A three-day introductory workshop for the high level task force of negotiators of the East African Community Common Market has opened at the Imperial Resort Beach Hotel Entebbe, Uganda.
The workshop is being attended by over 70 participants. Among them, senior government officials and experts from the East African Community (EAC) partner states. The states include Kenya, Uganda, Tanzania, Rwanda and Burundi- and the EAC Secretariat.
Eriya Kategaya, Uganda’s First Deputy Prime Minister and Minister of East African Community Affairs opened the meeting. He is also the chairperson of the East African Community Council of Ministers.
Kategaya said the workshop was being held at a time of high expectations by the East African people on tangible benefits of the community.
He said the ongoing implementation of the Customs Union has enhanced free movement of goods and services and resulted in increased volumes of trade within and amongst the partner states.
He said the common market with its key planks of facilitation of free movement of labour, capital and the right of establishment, would further promote increased productivity.
Other benefits include wealth creation, competitiveness, enhance the entrepreneurial capacity of the private sector and lead to better standards of living for East Africans.
Kategaya said that some of the issues in the Common Market negotiations could be considered sensitive, hence the negotiations should be handled in a candid, technical and professional manner, adopting a spirit of give and take and always focusing on the greater collective East African interests.
He said the experience and trust that the EAC has gained and engendered over the years, during the negotiations of the Treaty for the Establishment of the East African Community and the East African Customs Union would be useful.
Kategaya said the membership of the High Level Task Force should be consistent throughout the negotiation process so that there would be focus and continuity in the process and timely delivery of EAC common Market Protocol.
Addressing the opening of the workshop, the Deputy Secretary General (Projects and Programme), EAC, Amb.
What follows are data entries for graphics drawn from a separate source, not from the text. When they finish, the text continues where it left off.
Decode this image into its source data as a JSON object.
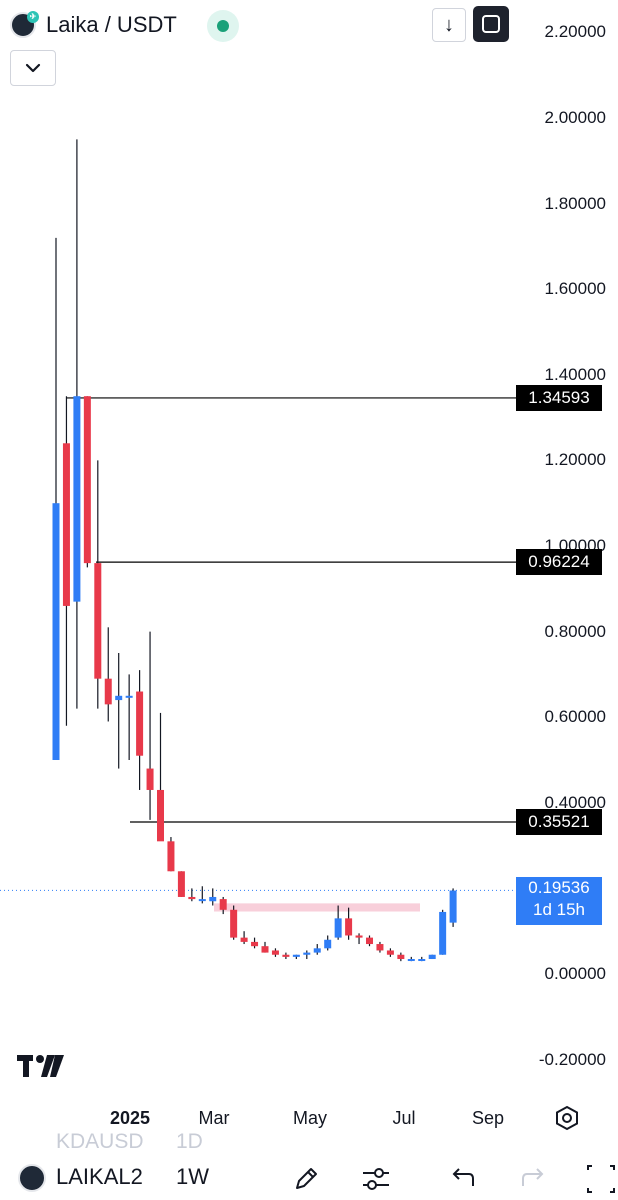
{
  "header": {
    "symbol": "Laika / USDT",
    "status_color": "#1aa179",
    "download_icon": "arrow-down-icon",
    "fullscreen_icon": "fullscreen-icon",
    "collapse_icon": "chevron-down-icon"
  },
  "colors": {
    "up": "#2f7df6",
    "down": "#e8394a",
    "zone": "#f7c7d3",
    "line": "#000000"
  },
  "chart_data": {
    "type": "candlestick",
    "interval": "1W",
    "y_ticks": [
      "2.20000",
      "2.00000",
      "1.80000",
      "1.60000",
      "1.40000",
      "1.20000",
      "1.00000",
      "0.80000",
      "0.60000",
      "0.40000",
      "0.00000",
      "-0.20000"
    ],
    "y_tick_values": [
      2.2,
      2.0,
      1.8,
      1.6,
      1.4,
      1.2,
      1.0,
      0.8,
      0.6,
      0.4,
      0.0,
      -0.2
    ],
    "ylim": [
      -0.2,
      2.2
    ],
    "x_ticks": [
      "2025",
      "Mar",
      "May",
      "Jul",
      "Sep"
    ],
    "horizontal_levels": [
      {
        "value": 1.34593,
        "label": "1.34593"
      },
      {
        "value": 0.96224,
        "label": "0.96224"
      },
      {
        "value": 0.35521,
        "label": "0.35521"
      }
    ],
    "last_price": {
      "value": 0.19536,
      "label": "0.19536",
      "countdown": "1d 15h"
    },
    "resistance_zone": {
      "from": 0.146,
      "to": 0.165
    },
    "candles": [
      {
        "o": 0.5,
        "h": 1.72,
        "l": 0.5,
        "c": 1.1
      },
      {
        "o": 1.24,
        "h": 1.35,
        "l": 0.58,
        "c": 0.86
      },
      {
        "o": 0.87,
        "h": 1.95,
        "l": 0.62,
        "c": 1.35
      },
      {
        "o": 1.35,
        "h": 1.35,
        "l": 0.95,
        "c": 0.96
      },
      {
        "o": 0.96,
        "h": 1.2,
        "l": 0.62,
        "c": 0.69
      },
      {
        "o": 0.69,
        "h": 0.81,
        "l": 0.59,
        "c": 0.63
      },
      {
        "o": 0.64,
        "h": 0.75,
        "l": 0.48,
        "c": 0.65
      },
      {
        "o": 0.65,
        "h": 0.7,
        "l": 0.5,
        "c": 0.65
      },
      {
        "o": 0.66,
        "h": 0.71,
        "l": 0.43,
        "c": 0.51
      },
      {
        "o": 0.48,
        "h": 0.8,
        "l": 0.36,
        "c": 0.43
      },
      {
        "o": 0.43,
        "h": 0.61,
        "l": 0.32,
        "c": 0.31
      },
      {
        "o": 0.31,
        "h": 0.32,
        "l": 0.24,
        "c": 0.24
      },
      {
        "o": 0.24,
        "h": 0.24,
        "l": 0.18,
        "c": 0.18
      },
      {
        "o": 0.18,
        "h": 0.2,
        "l": 0.17,
        "c": 0.175
      },
      {
        "o": 0.175,
        "h": 0.205,
        "l": 0.165,
        "c": 0.175
      },
      {
        "o": 0.17,
        "h": 0.2,
        "l": 0.16,
        "c": 0.18
      },
      {
        "o": 0.175,
        "h": 0.18,
        "l": 0.14,
        "c": 0.15
      },
      {
        "o": 0.15,
        "h": 0.16,
        "l": 0.08,
        "c": 0.085
      },
      {
        "o": 0.085,
        "h": 0.1,
        "l": 0.07,
        "c": 0.075
      },
      {
        "o": 0.075,
        "h": 0.085,
        "l": 0.06,
        "c": 0.065
      },
      {
        "o": 0.065,
        "h": 0.075,
        "l": 0.05,
        "c": 0.05
      },
      {
        "o": 0.055,
        "h": 0.06,
        "l": 0.04,
        "c": 0.045
      },
      {
        "o": 0.045,
        "h": 0.05,
        "l": 0.035,
        "c": 0.04
      },
      {
        "o": 0.04,
        "h": 0.045,
        "l": 0.035,
        "c": 0.045
      },
      {
        "o": 0.045,
        "h": 0.055,
        "l": 0.035,
        "c": 0.05
      },
      {
        "o": 0.05,
        "h": 0.07,
        "l": 0.045,
        "c": 0.06
      },
      {
        "o": 0.06,
        "h": 0.09,
        "l": 0.055,
        "c": 0.08
      },
      {
        "o": 0.085,
        "h": 0.16,
        "l": 0.08,
        "c": 0.13
      },
      {
        "o": 0.13,
        "h": 0.155,
        "l": 0.08,
        "c": 0.09
      },
      {
        "o": 0.09,
        "h": 0.095,
        "l": 0.07,
        "c": 0.085
      },
      {
        "o": 0.085,
        "h": 0.09,
        "l": 0.065,
        "c": 0.07
      },
      {
        "o": 0.07,
        "h": 0.075,
        "l": 0.05,
        "c": 0.055
      },
      {
        "o": 0.055,
        "h": 0.06,
        "l": 0.04,
        "c": 0.045
      },
      {
        "o": 0.045,
        "h": 0.05,
        "l": 0.03,
        "c": 0.035
      },
      {
        "o": 0.035,
        "h": 0.04,
        "l": 0.03,
        "c": 0.035
      },
      {
        "o": 0.035,
        "h": 0.04,
        "l": 0.03,
        "c": 0.035
      },
      {
        "o": 0.035,
        "h": 0.045,
        "l": 0.035,
        "c": 0.045
      },
      {
        "o": 0.045,
        "h": 0.15,
        "l": 0.045,
        "c": 0.145
      },
      {
        "o": 0.12,
        "h": 0.2,
        "l": 0.11,
        "c": 0.195
      }
    ]
  },
  "footer": {
    "tv_logo_icon": "tradingview-logo-icon",
    "settings_icon": "settings-icon",
    "ghost_symbol": "KDAUSD",
    "ghost_interval": "1D",
    "symbol": "LAIKAL2",
    "interval": "1W",
    "tools": [
      "pencil-icon",
      "sliders-icon",
      "undo-icon",
      "redo-icon",
      "crosshair-icon"
    ]
  }
}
Julius Onen said the workshop would enable the participants to get acquainted with one another and with the issues involved in the EAC Common Market.
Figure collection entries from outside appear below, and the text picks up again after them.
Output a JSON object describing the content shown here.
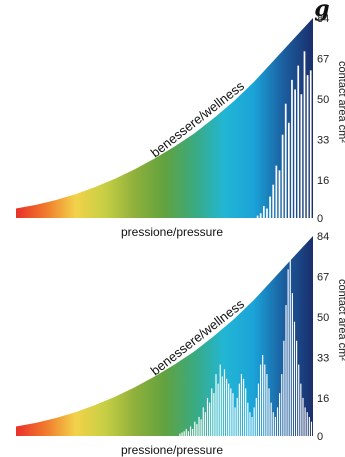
{
  "top_fragment": "g",
  "colors": {
    "gradient": [
      "#e8302a",
      "#f07a2c",
      "#f2d24a",
      "#c7cf44",
      "#8fb03c",
      "#62a23f",
      "#3aaa7f",
      "#22b6d4",
      "#1aa3d8",
      "#1b5fa0",
      "#1b2e6b"
    ],
    "bars": "#ffffff"
  },
  "chart_data": [
    {
      "type": "area",
      "diagonal_label": "benessere/wellness",
      "xlabel": "pressione/pressure",
      "ylabel": "contact area cm²",
      "ylim": [
        0,
        84
      ],
      "yticks": [
        "0",
        "16",
        "33",
        "50",
        "67",
        "84"
      ],
      "curve_height": [
        4,
        5.5,
        7.5,
        10,
        13,
        16.5,
        20.5,
        25,
        30,
        35.5,
        42,
        49,
        57,
        66,
        75,
        84
      ],
      "bar_start": 0.8,
      "bar_values": [
        0,
        1,
        2,
        5,
        4,
        9,
        14,
        22,
        20,
        35,
        48,
        40,
        58,
        54,
        64,
        52,
        70,
        60,
        62
      ]
    },
    {
      "type": "area",
      "diagonal_label": "benessere/wellness",
      "xlabel": "pressione/pressure",
      "ylabel": "contact area cm²",
      "ylim": [
        0,
        84
      ],
      "yticks": [
        "0",
        "16",
        "33",
        "50",
        "67",
        "84"
      ],
      "curve_height": [
        4,
        5.5,
        7.5,
        10,
        13,
        16.5,
        20.5,
        25,
        30,
        35.5,
        42,
        49,
        57,
        66,
        75,
        84
      ],
      "bar_start": 0.55,
      "bar_values": [
        1,
        1.5,
        2,
        3,
        2,
        4,
        3,
        6,
        5,
        8,
        7,
        12,
        10,
        16,
        14,
        20,
        18,
        26,
        22,
        30,
        25,
        28,
        24,
        22,
        20,
        18,
        12,
        16,
        22,
        26,
        24,
        20,
        14,
        10,
        8,
        12,
        16,
        22,
        30,
        34,
        30,
        26,
        20,
        14,
        10,
        8,
        12,
        18,
        26,
        40,
        55,
        70,
        82,
        60,
        48,
        40,
        30,
        22,
        16,
        12,
        10,
        8,
        6
      ]
    }
  ]
}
Amb. Onen said that, following the establishment of the EAC Customs Union in 2005, the establishment of the Common Market was the next most important stage in the East African integration process.
He urged the participants/ negotiators to apply themselves diligently towards the conclusion of the Common Market Protocol by December 2008 as directed by the EAC Summit.
Amb. Onen reviewed the current status of the EAC integration process noting that most of the issues involved in the Common Market were already contained in the various decisions of the EAC Council of Ministers; what now remains is to consolidate them into the EAC Common Market Protocol, he said.
During the three-day introductory workshop, the participants will be introduced to lessons from other economic groups especially those that have attained a common market and to the programmes and modalities for the negotiation process itself.